Пещера прорицательницы была еще сумрачнее прихожей, здесь нельзя было даже различить цвет обоев. Закопченный потолок не только не отражал скудный свет, падавший в окно, заставленное хилыми, бледными растениями, а поглощал большую часть его; но в этом полумраке отчетливо был виден стол, за которым расположилась ворожея. Этот стол, кресло старухи и кресло, в котором сидел Газональ, составляли всю меблировку комнаты, разделенной пополам антресолями, где г-жа Фонтэн, вероятно, ютилась ночью. Из-за низенькой приоткрытой двери слышалось бульканье кипевшей на огне похлебки. Этот связанный с кухней звук, густой запах еды и зловоние сточного желоба совсем некстати пробуждали в уме, сосредоточенном на явлениях сверхъестественных, мысль о потребностях реальной жизни. К любопытству примешивалось отвращение. Газональ заметил ступеньку некрашеного дерева, по-видимому, последнюю ступеньку внутренней лестницы, которая вела на антресоли. Он одним взглядом подметил все эти мелочи, и его затошнило. Все это было несравненно страшнее, чем вымыслы романистов и сцены из немецких драм; эта картина дышала ужасающей правдой. Спертый воздух вызывал головокружение, темнота болезненно раздражала нервы. Когда Газональ, движимый своего рода фатовством, взглянул на жабу, он ощутил под ложечкой жжение, предвещающее рвоту, и вдобавок — тот мучительный страх, который охватывает преступника при виде жандарма. Он пытался ободрить себя, всматриваясь в г-жу Фонтэн, но не мог выдержать устремленного на него взгляда белесых глаз с неподвижными ледяными зрачками. Тогда молчание стало страшным.

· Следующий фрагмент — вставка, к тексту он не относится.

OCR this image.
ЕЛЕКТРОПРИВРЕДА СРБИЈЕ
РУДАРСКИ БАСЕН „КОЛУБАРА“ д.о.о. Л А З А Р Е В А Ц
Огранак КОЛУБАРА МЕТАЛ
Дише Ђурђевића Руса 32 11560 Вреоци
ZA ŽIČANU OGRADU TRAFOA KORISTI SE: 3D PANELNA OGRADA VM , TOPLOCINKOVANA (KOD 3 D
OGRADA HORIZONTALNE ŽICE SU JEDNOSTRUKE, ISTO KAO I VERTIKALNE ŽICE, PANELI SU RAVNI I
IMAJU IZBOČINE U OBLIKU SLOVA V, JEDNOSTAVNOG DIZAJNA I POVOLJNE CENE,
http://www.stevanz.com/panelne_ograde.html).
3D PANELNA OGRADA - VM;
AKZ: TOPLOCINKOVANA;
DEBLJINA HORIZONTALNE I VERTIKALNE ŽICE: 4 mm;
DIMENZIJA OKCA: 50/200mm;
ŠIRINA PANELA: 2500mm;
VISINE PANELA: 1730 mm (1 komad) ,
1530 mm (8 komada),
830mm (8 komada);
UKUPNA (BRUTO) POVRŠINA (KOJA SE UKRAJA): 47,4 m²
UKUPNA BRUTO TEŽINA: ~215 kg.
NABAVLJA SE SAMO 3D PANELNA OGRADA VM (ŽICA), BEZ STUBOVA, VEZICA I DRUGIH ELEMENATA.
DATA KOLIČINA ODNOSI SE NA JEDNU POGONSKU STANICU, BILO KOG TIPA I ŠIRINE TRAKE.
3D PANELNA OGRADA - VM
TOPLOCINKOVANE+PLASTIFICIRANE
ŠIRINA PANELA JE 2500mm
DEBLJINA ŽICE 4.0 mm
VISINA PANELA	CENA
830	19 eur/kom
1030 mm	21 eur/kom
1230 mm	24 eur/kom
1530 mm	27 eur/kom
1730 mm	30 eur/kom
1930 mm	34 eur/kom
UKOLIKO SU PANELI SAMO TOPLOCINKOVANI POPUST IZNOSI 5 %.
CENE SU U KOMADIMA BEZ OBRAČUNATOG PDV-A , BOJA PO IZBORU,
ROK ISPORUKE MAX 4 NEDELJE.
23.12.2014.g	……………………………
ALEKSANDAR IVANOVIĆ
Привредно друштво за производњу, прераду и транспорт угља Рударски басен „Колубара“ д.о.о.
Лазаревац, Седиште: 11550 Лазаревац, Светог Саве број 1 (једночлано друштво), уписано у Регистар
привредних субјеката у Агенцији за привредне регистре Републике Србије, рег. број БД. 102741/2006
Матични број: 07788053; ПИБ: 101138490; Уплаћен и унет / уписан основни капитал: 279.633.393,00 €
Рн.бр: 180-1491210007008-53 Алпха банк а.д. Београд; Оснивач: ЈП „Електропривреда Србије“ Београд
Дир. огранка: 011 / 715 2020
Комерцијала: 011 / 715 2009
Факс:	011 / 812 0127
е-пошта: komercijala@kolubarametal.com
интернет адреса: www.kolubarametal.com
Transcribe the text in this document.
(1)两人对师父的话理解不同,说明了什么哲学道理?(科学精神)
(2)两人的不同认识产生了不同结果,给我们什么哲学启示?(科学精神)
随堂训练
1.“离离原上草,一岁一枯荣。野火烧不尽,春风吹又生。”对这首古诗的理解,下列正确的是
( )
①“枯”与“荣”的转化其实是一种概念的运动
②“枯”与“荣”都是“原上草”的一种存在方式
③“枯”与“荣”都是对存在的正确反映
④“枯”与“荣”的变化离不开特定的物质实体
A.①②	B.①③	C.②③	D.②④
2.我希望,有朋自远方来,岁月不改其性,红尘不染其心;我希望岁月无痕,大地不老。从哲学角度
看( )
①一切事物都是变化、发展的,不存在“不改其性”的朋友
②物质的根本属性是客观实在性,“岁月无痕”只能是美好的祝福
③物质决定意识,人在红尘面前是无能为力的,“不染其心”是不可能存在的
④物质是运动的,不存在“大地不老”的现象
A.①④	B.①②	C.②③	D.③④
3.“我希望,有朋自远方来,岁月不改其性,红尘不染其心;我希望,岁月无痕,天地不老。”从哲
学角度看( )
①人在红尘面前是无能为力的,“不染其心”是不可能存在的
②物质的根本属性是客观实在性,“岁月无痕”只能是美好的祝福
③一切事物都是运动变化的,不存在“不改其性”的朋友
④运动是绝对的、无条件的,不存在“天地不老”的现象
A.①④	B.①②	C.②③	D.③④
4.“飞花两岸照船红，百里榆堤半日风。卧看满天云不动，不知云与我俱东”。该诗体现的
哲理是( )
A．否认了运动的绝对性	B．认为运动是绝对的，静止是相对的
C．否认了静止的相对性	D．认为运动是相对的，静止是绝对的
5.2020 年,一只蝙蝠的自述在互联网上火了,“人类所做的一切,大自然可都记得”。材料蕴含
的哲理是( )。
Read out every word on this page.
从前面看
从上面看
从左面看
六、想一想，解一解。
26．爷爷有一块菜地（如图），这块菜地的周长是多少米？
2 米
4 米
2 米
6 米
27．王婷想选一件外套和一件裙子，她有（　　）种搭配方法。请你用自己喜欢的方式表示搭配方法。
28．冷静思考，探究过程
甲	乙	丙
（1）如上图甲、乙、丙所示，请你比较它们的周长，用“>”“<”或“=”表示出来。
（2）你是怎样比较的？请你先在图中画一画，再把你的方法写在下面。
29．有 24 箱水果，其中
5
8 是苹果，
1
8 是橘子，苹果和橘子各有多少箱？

— Что вам угодно, сударь? — спросила г-жа Фонтэн. — Гадание за пять франков, за десять франков или большое гадание?

— Гадание за пять франков — и то уж очень дорого, — ответил Газональ, делая нечеловеческие усилия, чтобы не поддаться воздействию окружающей обстановки.

В ту минуту, когда он попытался сосредоточиться, какие-то дьявольские звуки заставили его подскочить в кресле: это закудахтала черная курица.

— Уйди, доченька, уйди, этот господин не хочет тратить больше пяти франков. — Казалось, курица поняла свою хозяйку: она уже подошла было совсем близко к картам и степенно вернулась на свое место.

— Какой ваш любимый цветок? — спросила старуха голосом, в котором клокотала мокрота, непрерывно душившая ее.